Após outros encontros, alguns até mesmo em locais públicos – onde nos segurávamos muito para não demonstrar carinho perante uma sociedade preconceituosa (o ano era 2008), acabamos descobrindo como fazer nossos dois corpos se tornarem um.

A paixão, é claro, nos acometeu com tamanha força que ele, valente e corajoso com a emoção irracional, foi até ao meu prédio com uma caixa de bombom Ferrero Rocher e uma rosa, pediria-me em namoro!

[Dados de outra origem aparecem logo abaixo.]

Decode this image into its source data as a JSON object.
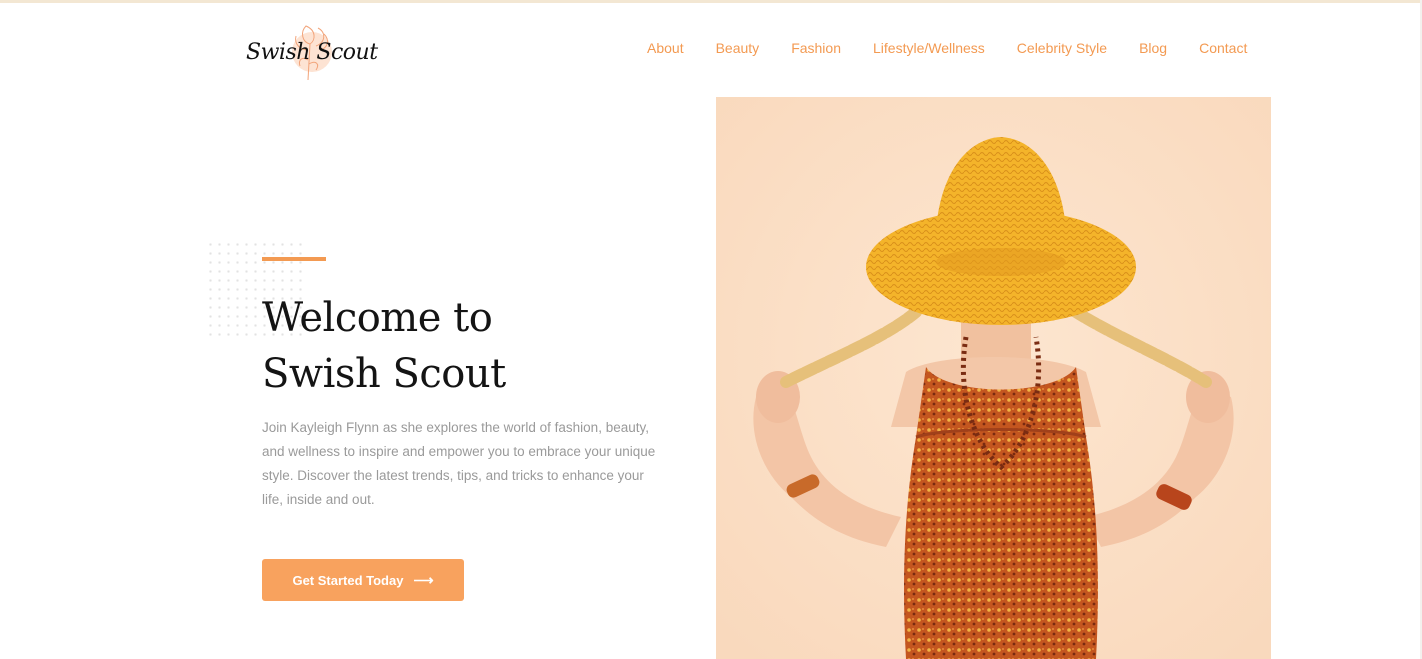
{
  "brand": {
    "logo_text": "Swish Scout"
  },
  "nav": {
    "items": [
      {
        "label": "About"
      },
      {
        "label": "Beauty"
      },
      {
        "label": "Fashion"
      },
      {
        "label": "Lifestyle/Wellness"
      },
      {
        "label": "Celebrity Style"
      },
      {
        "label": "Blog"
      },
      {
        "label": "Contact"
      }
    ]
  },
  "hero": {
    "title_line1": "Welcome to",
    "title_line2": "Swish Scout",
    "description": "Join Kayleigh Flynn as she explores the world of fashion, beauty, and wellness to inspire and empower you to embrace your unique style. Discover the latest trends, tips, and tricks to enhance your life, inside and out.",
    "cta_label": "Get Started Today",
    "cta_icon": "arrow-right-icon"
  },
  "colors": {
    "accent": "#f39a52",
    "button": "#f8a25e",
    "heading": "#141414",
    "body_text": "#9a9a9a",
    "image_background": "#fbe0c7"
  }
}
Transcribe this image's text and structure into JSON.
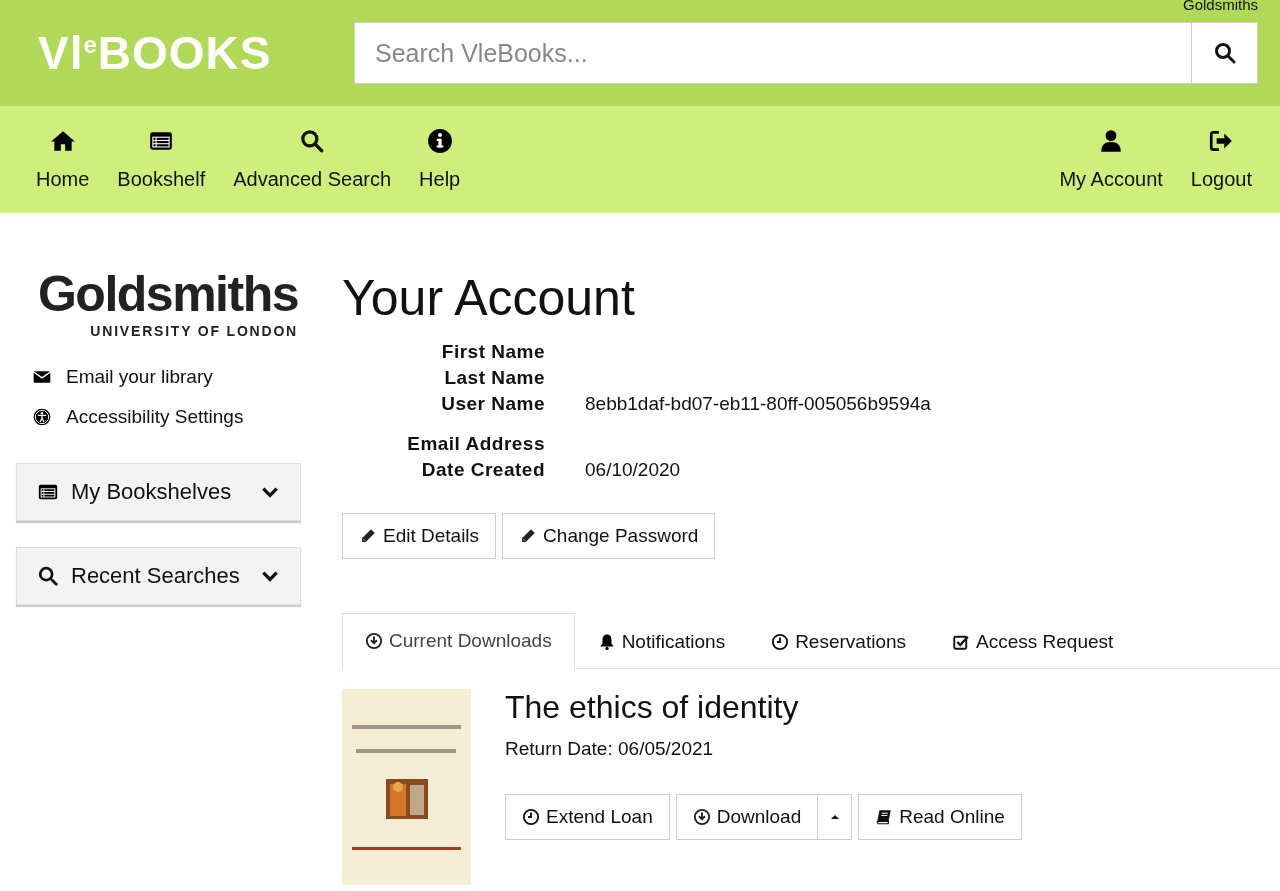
{
  "header": {
    "logo": {
      "prefix": "Vl",
      "raised": "e",
      "suffix": "BOOKS"
    },
    "institution": "Goldsmiths",
    "search": {
      "placeholder": "Search VleBooks..."
    }
  },
  "nav": {
    "left": [
      {
        "label": "Home"
      },
      {
        "label": "Bookshelf"
      },
      {
        "label": "Advanced Search"
      },
      {
        "label": "Help"
      }
    ],
    "right": [
      {
        "label": "My Account"
      },
      {
        "label": "Logout"
      }
    ]
  },
  "sidebar": {
    "logo": {
      "name": "Goldsmiths",
      "sub": "UNIVERSITY OF LONDON"
    },
    "links": [
      {
        "label": "Email your library"
      },
      {
        "label": "Accessibility Settings"
      }
    ],
    "panels": [
      {
        "label": "My Bookshelves",
        "expanded": false
      },
      {
        "label": "Recent Searches",
        "expanded": false
      }
    ]
  },
  "account": {
    "title": "Your Account",
    "fields": [
      {
        "label": "First Name"
      },
      {
        "label": "Last Name"
      },
      {
        "label": "User Name",
        "value": "8ebb1daf-bd07-eb11-80ff-005056b9594a"
      },
      {
        "label": "Email Address"
      },
      {
        "label": "Date Created",
        "value": "06/10/2020"
      }
    ],
    "buttons": [
      "Edit Details",
      "Change Password"
    ]
  },
  "tabs": [
    {
      "label": "Current Downloads",
      "selected": true
    },
    {
      "label": "Notifications",
      "selected": false
    },
    {
      "label": "Reservations",
      "selected": false
    },
    {
      "label": "Access Request",
      "selected": false
    }
  ],
  "downloads": [
    {
      "cover": {
        "kind": "picture"
      },
      "title": "The ethics of identity",
      "return_date": "Return Date: 06/05/2021",
      "actions": [
        {
          "label": "Extend Loan",
          "kind": "button"
        },
        {
          "label": "Download",
          "kind": "split"
        },
        {
          "label": "Read Online",
          "kind": "button"
        }
      ]
    }
  ]
}
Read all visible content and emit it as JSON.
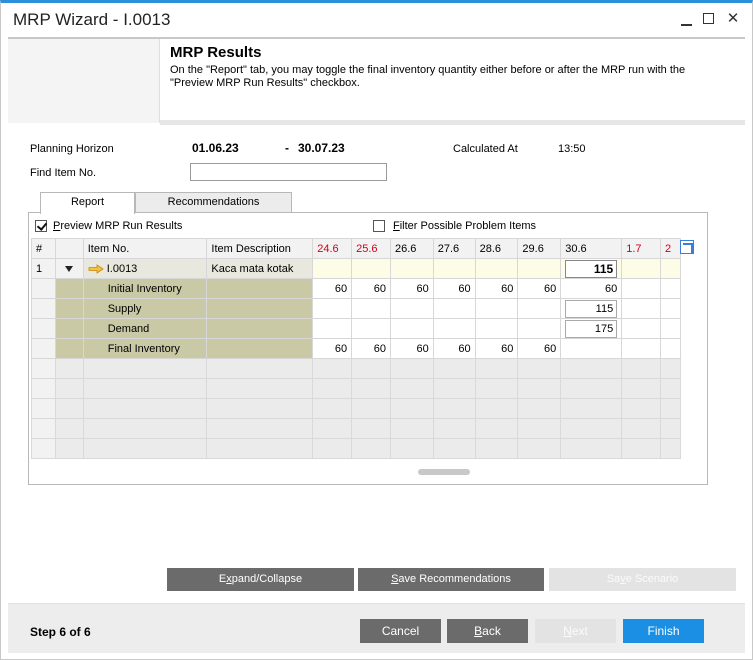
{
  "window": {
    "title": "MRP Wizard - I.0013",
    "min_glyph": "minimize",
    "max_glyph": "maximize",
    "close_glyph": "✕"
  },
  "header": {
    "title": "MRP Results",
    "description": "On the \"Report\" tab, you may toggle the final inventory quantity either before or after the MRP run with the \"Preview MRP Run Results\" checkbox."
  },
  "planning": {
    "horizon_label": "Planning Horizon",
    "horizon_from": "01.06.23",
    "horizon_sep": "-",
    "horizon_to": "30.07.23",
    "calculated_label": "Calculated At",
    "calculated_value": "13:50",
    "find_label": "Find Item No.",
    "find_value": ""
  },
  "tabs": [
    {
      "label_pre": "Rep",
      "label_ul": "o",
      "label_post": "rt",
      "active": true
    },
    {
      "label_pre": "Re",
      "label_ul": "c",
      "label_post": "ommendations",
      "active": false
    }
  ],
  "options": {
    "preview_label_ul": "P",
    "preview_label_rest": "review MRP Run Results",
    "preview_checked": true,
    "filter_label_ul": "F",
    "filter_label_rest": "ilter Possible Problem Items",
    "filter_checked": false
  },
  "grid": {
    "columns": [
      "#",
      "",
      "Item No.",
      "Item Description",
      "24.6",
      "25.6",
      "26.6",
      "27.6",
      "28.6",
      "29.6",
      "30.6",
      "1.7",
      "2"
    ],
    "red_columns": [
      4,
      5,
      11,
      12
    ],
    "item_row": {
      "num": "1",
      "item_no": "I.0013",
      "description": "Kaca mata kotak",
      "total": "115"
    },
    "sub_rows": [
      {
        "label": "Initial Inventory",
        "values": [
          "60",
          "60",
          "60",
          "60",
          "60",
          "60",
          "60"
        ],
        "boxed_last": false
      },
      {
        "label": "Supply",
        "values": [
          "",
          "",
          "",
          "",
          "",
          "",
          "115"
        ],
        "boxed_last": true
      },
      {
        "label": "Demand",
        "values": [
          "",
          "",
          "",
          "",
          "",
          "",
          "175"
        ],
        "boxed_last": true
      },
      {
        "label": "Final Inventory",
        "values": [
          "60",
          "60",
          "60",
          "60",
          "60",
          "60",
          ""
        ],
        "boxed_last": false
      }
    ]
  },
  "actions": {
    "expand_pre": "E",
    "expand_ul": "x",
    "expand_post": "pand/Collapse",
    "save_rec_ul": "S",
    "save_rec_rest": "ave Recommendations",
    "save_scn_pre": "Sa",
    "save_scn_ul": "v",
    "save_scn_post": "e Scenario"
  },
  "footer": {
    "step": "Step 6 of 6",
    "cancel": "Cancel",
    "back_ul": "B",
    "back_rest": "ack",
    "next_ul": "N",
    "next_rest": "ext",
    "finish": "Finish"
  },
  "colors": {
    "accent": "#1a8fe3",
    "title_accent": "#2b8fd9",
    "red_date": "#d0021b",
    "button_dark": "#6b6b6b",
    "subrow_bg": "#c9c9a6"
  }
}
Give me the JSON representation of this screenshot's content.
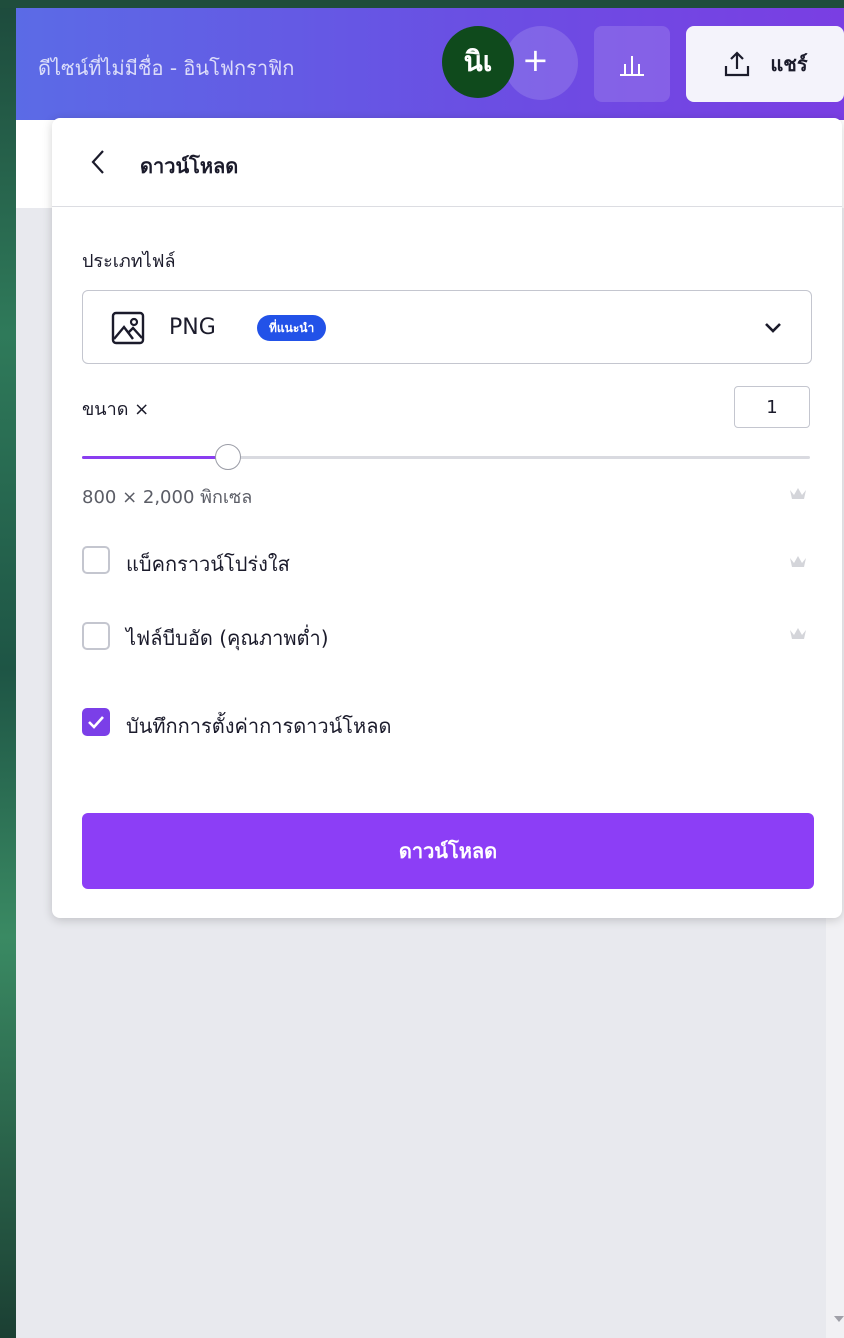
{
  "header": {
    "doc_title": "ดีไซน์ที่ไม่มีชื่อ - อินโฟกราฟิก",
    "avatar_text": "นิเ",
    "add_symbol": "+",
    "share_label": "แชร์"
  },
  "panel": {
    "title": "ดาวน์โหลด",
    "file_type_label": "ประเภทไฟล์",
    "file_type_value": "PNG",
    "recommended_badge": "ที่แนะนำ",
    "size_label": "ขนาด ×",
    "size_value": "1",
    "size_slider_fraction": 0.2,
    "dimensions_text": "800 × 2,000 พิกเซล",
    "options": [
      {
        "label": "แบ็คกราวน์โปร่งใส",
        "checked": false,
        "premium": true
      },
      {
        "label": "ไฟล์บีบอัด (คุณภาพต่ำ)",
        "checked": false,
        "premium": true
      },
      {
        "label": "บันทึกการตั้งค่าการดาวน์โหลด",
        "checked": true,
        "premium": false
      }
    ],
    "download_button": "ดาวน์โหลด"
  },
  "colors": {
    "accent": "#8c3ef6",
    "badge": "#2252e8",
    "avatar": "#0f4a1c"
  },
  "icons": [
    "back-arrow-icon",
    "image-icon",
    "chevron-down-icon",
    "crown-icon",
    "upload-icon",
    "bar-chart-icon",
    "check-icon"
  ]
}
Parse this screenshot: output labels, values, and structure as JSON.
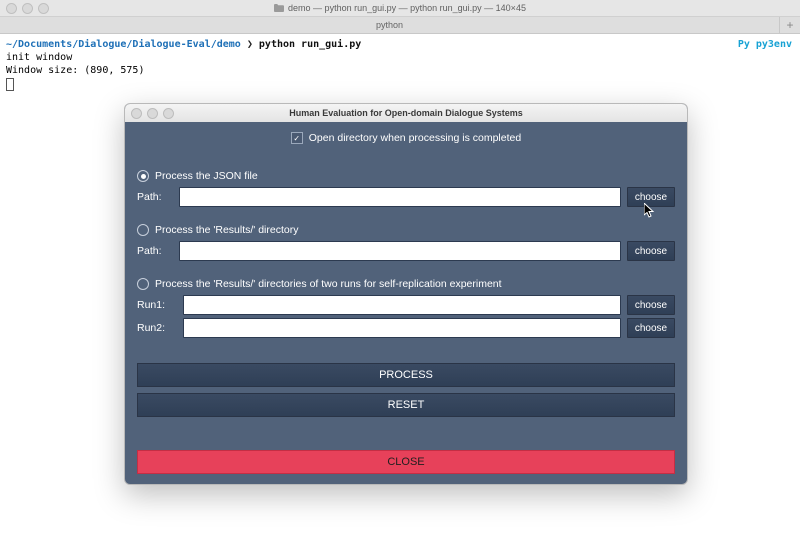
{
  "terminal": {
    "title_text": "demo — python run_gui.py — python run_gui.py — 140×45",
    "tab_text": "python",
    "prompt_path": "~/Documents/Dialogue/Dialogue-Eval/demo",
    "prompt_sep": "❯",
    "command": "python run_gui.py",
    "env_label": "Py py3env",
    "output_line1": "init window",
    "output_line2": "Window size: (890, 575)"
  },
  "gui": {
    "title": "Human Evaluation for Open-domain Dialogue Systems",
    "checkbox_label": "Open directory when processing is completed",
    "checkbox_checked": true,
    "sections": {
      "json": {
        "radio_label": "Process the JSON file",
        "selected": true,
        "path_label": "Path:",
        "path_value": "",
        "choose": "choose"
      },
      "results": {
        "radio_label": "Process the 'Results/' directory",
        "selected": false,
        "path_label": "Path:",
        "path_value": "",
        "choose": "choose"
      },
      "replication": {
        "radio_label": "Process the 'Results/' directories of two runs for self-replication experiment",
        "selected": false,
        "run1_label": "Run1:",
        "run1_value": "",
        "run2_label": "Run2:",
        "run2_value": "",
        "choose": "choose"
      }
    },
    "buttons": {
      "process": "PROCESS",
      "reset": "RESET",
      "close": "CLOSE"
    }
  }
}
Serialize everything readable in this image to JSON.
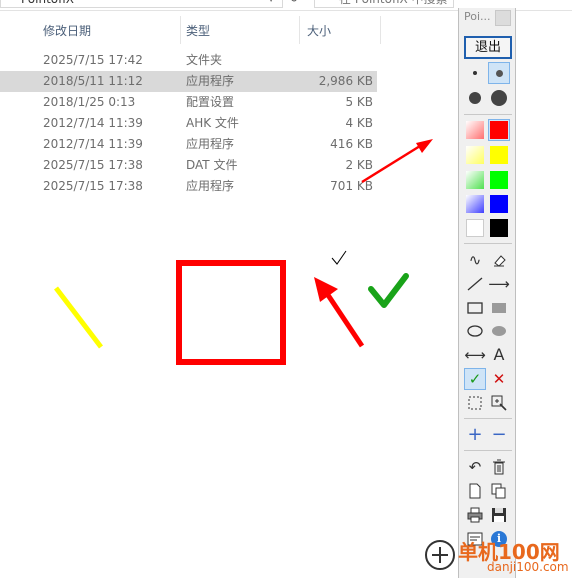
{
  "explorer": {
    "address_text": "PointofiX",
    "search_placeholder": "在 PointofiX 中搜索",
    "columns": {
      "date": "修改日期",
      "type": "类型",
      "size": "大小"
    },
    "files": [
      {
        "date": "2025/7/15 17:42",
        "type": "文件夹",
        "size": ""
      },
      {
        "date": "2018/5/11 11:12",
        "type": "应用程序",
        "size": "2,986 KB",
        "selected": true
      },
      {
        "date": "2018/1/25 0:13",
        "type": "配置设置",
        "size": "5 KB"
      },
      {
        "date": "2012/7/14 11:39",
        "type": "AHK 文件",
        "size": "4 KB"
      },
      {
        "date": "2012/7/14 11:39",
        "type": "应用程序",
        "size": "416 KB"
      },
      {
        "date": "2025/7/15 17:38",
        "type": "DAT 文件",
        "size": "2 KB"
      },
      {
        "date": "2025/7/15 17:38",
        "type": "应用程序",
        "size": "701 KB"
      }
    ]
  },
  "toolbar": {
    "title": "Poi...",
    "exit_label": "退出",
    "text_tool_glyph": "A",
    "colors": {
      "red": "#ff0000",
      "yellow": "#ffff00",
      "green": "#00ff00",
      "blue": "#0000ff",
      "white": "#ffffff",
      "black": "#000000"
    }
  },
  "drawing_colors": {
    "yellow_line": "#ffff00",
    "red": "#ff0000",
    "green_check": "#19a319"
  },
  "watermark": {
    "site_name": "单机100网",
    "url": "danji100.com"
  }
}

Meu pai, à época muito preconceituoso, não soube como lidar com um homem à porta indo visitar o filho dele, com bombons e flor! Minha irmã, mais velha, ficou toda derretida. Minha mãe, como sempre, fingiu demência.

Conversamos no hall do prédio, não o convidei para entrar, e ali eu me acovardei. Recusei o doce convite para ser o ‘homem dele’. Ele, confuso e segurando as lágrimas, disparou angustiado: “e agora? O que eu faço?”.

Adeus

Após este meu incrível ato de covardia, ele sumiu da minha vida. Sentiu-se rejeitado – e com razão.

Aahh, como eu queria ter dito sim... Passei anos remoendo a minha covardia. Eu estava completamente apaixonado por ele – e pelo jeito meigo e carinhoso que ele me tratava. Aquilo era algo completamente novo para mim...

Decepção

Nos anos seguintes eu até senti outros corpos másculos, mas nunca mais senti com um homem o que eu senti nos braços dele: afago.

Muitos anos depois ele me seguiu no Instagram; assim, do nada. Ele havia conseguido passar no vestibular e se formou em medicina. Estava voltando para a região, agora como médico, e queria me dizer o tanto que eu fui importante para ele. Mandou um texto enorme no Instagram e ali retomamos o contato. Foi neste contato que ele mandou a frase que muito me impactou: “cara, eu tive que fazer terapia por sua causa!”.

Infelizmente, as conversas não duraram muito tempo. Era ano eleitoral e ali descobrimos algo que não suspeitamos no passado: éramos de espectros políticos completamente opostos. Ele, esquerdista e encantado pelo Lula; eu, liberal e odiando qualquer político que seja, seja milico ou guerrilheiro, principalmente qualquer coisa ligada ao PT.

A conversa não fluiu – e após dias vê-lo defendendo publicamente o maior bandido deste país e me chamando de 'genocida' tão somente porque eu não apoiava um político que ele morria de amores, eu decidi bloqueá-lo. Ele, para mim, era só decepção...

...que fique no passado, como uma doce lembrança com sabor de Ferrero Rocher e vinho barato, esse filho da puta!